Mining companies besieged by protracted strikes say they have no option but to dismiss workers and cut production to stay afloat as negotiations fail to deliver a compromise.

“The industry is on a knife edge, 50 percent of platinum companies are losing cash as we speak,” Mark Cutifani, the AngloGold Ashanti chief executive, said at a press conference in Johannesburg yesterday.

Cutifani said once operations were closed a company would be unlikely to reopen shafts in the short term due to the high costs associated with restarting them.

“Clearly for South Africa’s gold sector, as for many others, there is a very clear trade-off between investing in the sustainability of our business and not putting employment at risk,” Cutifani said.

“If the current unprotected strikes continue, it compounds the potential likelihood of a premature downsizing of AngloGold’s South African operations… [which] account for 30 percent of AngloGold’s production.”

Anglo American Platinum (Angloplat) said in a statement yesterday that the employee attendance rate at its Rustenburg operations remained below 20 percent, despite the great lengths the company had gone to in encouraging striking employees to come back to work.

It said striking employees had been informed that they had to present themselves at disciplinary hearings, which would start today, to make representations about their failure to report for work, or face dismissal. “The company will also be left with no alternative but to dismiss, in their absence, all employees who do not present themselves,” the company said.

Unprotected strikes in the mining sector have spread to the Samancor Chrome Western Mine near Rustenburg following a sit-in by 400 employees on Friday.

In the transport sector, a settlement was reached in the cash-in-transit sector yesterday.

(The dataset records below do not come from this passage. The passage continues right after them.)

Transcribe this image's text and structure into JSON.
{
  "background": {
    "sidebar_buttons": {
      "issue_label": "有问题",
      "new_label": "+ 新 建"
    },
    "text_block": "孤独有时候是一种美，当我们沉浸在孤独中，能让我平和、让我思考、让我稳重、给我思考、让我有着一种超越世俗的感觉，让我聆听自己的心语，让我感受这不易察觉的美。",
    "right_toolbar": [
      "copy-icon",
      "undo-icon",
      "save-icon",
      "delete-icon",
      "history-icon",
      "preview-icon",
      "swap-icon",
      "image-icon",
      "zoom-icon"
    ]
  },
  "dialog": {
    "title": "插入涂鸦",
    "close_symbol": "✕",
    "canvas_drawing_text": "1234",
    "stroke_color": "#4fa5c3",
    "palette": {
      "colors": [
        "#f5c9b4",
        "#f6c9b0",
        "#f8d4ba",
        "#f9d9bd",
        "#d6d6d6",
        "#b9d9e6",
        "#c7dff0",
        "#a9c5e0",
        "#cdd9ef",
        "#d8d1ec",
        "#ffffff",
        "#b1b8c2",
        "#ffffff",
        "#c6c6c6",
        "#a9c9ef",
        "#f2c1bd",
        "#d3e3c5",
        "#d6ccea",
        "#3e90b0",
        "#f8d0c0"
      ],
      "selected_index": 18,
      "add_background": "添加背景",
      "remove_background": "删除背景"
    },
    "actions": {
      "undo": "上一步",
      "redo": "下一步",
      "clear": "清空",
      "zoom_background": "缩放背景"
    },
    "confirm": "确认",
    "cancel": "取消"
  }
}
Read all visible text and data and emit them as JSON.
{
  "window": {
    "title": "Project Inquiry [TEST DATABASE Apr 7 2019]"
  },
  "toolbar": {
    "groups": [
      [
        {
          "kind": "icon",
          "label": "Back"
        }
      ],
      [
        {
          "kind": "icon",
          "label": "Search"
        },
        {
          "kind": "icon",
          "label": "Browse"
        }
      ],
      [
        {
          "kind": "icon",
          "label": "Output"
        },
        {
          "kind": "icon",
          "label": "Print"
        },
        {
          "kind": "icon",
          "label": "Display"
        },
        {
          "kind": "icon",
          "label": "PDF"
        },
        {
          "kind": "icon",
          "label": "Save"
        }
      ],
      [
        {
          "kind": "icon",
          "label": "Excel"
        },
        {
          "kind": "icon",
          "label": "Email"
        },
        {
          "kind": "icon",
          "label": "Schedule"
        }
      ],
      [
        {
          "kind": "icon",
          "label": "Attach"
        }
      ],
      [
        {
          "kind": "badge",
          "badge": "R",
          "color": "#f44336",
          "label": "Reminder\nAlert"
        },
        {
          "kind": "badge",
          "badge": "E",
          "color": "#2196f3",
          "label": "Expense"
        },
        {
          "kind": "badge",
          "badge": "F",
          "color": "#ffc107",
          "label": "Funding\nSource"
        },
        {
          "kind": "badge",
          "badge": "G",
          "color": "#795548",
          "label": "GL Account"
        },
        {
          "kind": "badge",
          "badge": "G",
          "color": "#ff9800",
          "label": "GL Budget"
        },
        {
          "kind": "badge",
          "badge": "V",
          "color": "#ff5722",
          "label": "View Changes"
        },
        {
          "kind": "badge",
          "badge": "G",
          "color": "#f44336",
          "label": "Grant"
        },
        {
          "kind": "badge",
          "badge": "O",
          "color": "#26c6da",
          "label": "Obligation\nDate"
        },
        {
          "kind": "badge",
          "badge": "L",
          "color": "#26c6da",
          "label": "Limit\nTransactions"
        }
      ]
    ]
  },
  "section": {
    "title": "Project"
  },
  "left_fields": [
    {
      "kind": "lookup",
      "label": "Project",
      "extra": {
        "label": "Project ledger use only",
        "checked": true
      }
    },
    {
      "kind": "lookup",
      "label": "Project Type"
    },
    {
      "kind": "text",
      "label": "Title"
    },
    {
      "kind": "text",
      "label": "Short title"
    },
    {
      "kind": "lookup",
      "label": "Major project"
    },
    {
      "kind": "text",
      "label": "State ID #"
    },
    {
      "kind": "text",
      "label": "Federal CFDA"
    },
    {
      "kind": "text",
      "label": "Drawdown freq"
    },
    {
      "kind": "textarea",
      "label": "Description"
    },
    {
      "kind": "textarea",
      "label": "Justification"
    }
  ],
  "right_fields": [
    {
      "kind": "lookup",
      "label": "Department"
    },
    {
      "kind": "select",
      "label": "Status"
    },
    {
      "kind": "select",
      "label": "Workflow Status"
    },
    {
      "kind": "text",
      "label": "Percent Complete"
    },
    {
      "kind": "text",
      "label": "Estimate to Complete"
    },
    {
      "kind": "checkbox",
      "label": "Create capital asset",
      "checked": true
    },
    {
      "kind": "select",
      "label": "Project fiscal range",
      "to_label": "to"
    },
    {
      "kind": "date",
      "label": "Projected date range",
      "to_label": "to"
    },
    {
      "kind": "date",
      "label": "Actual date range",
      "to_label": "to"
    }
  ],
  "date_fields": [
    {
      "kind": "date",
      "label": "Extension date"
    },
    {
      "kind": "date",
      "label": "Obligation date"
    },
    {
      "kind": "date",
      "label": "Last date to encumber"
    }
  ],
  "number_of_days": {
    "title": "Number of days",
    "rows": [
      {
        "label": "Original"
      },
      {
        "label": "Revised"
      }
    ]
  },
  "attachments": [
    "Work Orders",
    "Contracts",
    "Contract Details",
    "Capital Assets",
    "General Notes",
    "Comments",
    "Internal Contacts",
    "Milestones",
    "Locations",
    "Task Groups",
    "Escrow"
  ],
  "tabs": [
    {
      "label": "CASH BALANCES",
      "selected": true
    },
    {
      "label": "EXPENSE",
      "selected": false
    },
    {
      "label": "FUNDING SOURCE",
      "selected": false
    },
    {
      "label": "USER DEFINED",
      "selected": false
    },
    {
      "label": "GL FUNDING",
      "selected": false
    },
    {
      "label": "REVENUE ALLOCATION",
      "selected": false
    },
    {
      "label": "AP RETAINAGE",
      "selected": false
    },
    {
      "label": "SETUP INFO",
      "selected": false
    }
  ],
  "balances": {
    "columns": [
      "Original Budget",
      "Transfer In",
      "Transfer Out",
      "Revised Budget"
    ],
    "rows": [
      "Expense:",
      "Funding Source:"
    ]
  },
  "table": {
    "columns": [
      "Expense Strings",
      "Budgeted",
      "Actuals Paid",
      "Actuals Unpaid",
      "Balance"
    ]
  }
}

Cash-in-transit workers had reached a strike-ending agreement outside the bargaining council of the Road Freight Employers’ Association (RFEA), Motor Transport Workers’ Union (MTWU) national negotiator Solomon Mothibedi said.

“The Marikana issue has set a precedent whereby employees negotiate with the company,” he said.

Mothibedi added that the union’s negotiators and the RFEA had nothing to do with the agreement for the 4 870 cash-in-transit workers who were on strike, most of whom belonged to MTWU.

“It was made outside the bargaining forum, directly between companies and shop stewards trusted by their employees,” he said.

Meanwhile, Samancor said production had been affected by its workers’ strike. “The company is engaging with its recognised unions to resolve the situation and to get the employees back to work,” it said.

Workers said they were demanding a monthly salary of R12 500 after deductions, a R1 500 sleep-out allowance and a R1 500 underground allowance.

Samancor said the sit-in had been organised by individuals and not by a union.

The strike at Angloplat started last month over salary demands after spreading from Lonmin where 46 people were killed in violent clashes.

Yesterday the judicial commission of inquiry into the deaths during the strike at Lonmin’s Marikana mine started when investigators visited the site.

About 80 000 miners in several sectors are out on wildcat strikes to seek higher salaries.

Last month Lonmin awarded pay increases of between 11 percent and 22 percent to its employees, which ended a six-week unprotected strike. This will add 14 percent to its wage bill from October 1.

Operations at AngloGold Ashanti have ground to a halt since an unprotected strike started at the firm’s Kopanang mine last month.

And the wildcat strike at Gold Fields’ KDC West mine outside Carletonville spread to its Beatrix mine last week. The company has issued two ultimatums since receiving a court interdict declaring the strike illegal. A third ultimatum has yet to be issued for employees to return to work.

Gold Fields has previously said that dismissal was an option to end the strike.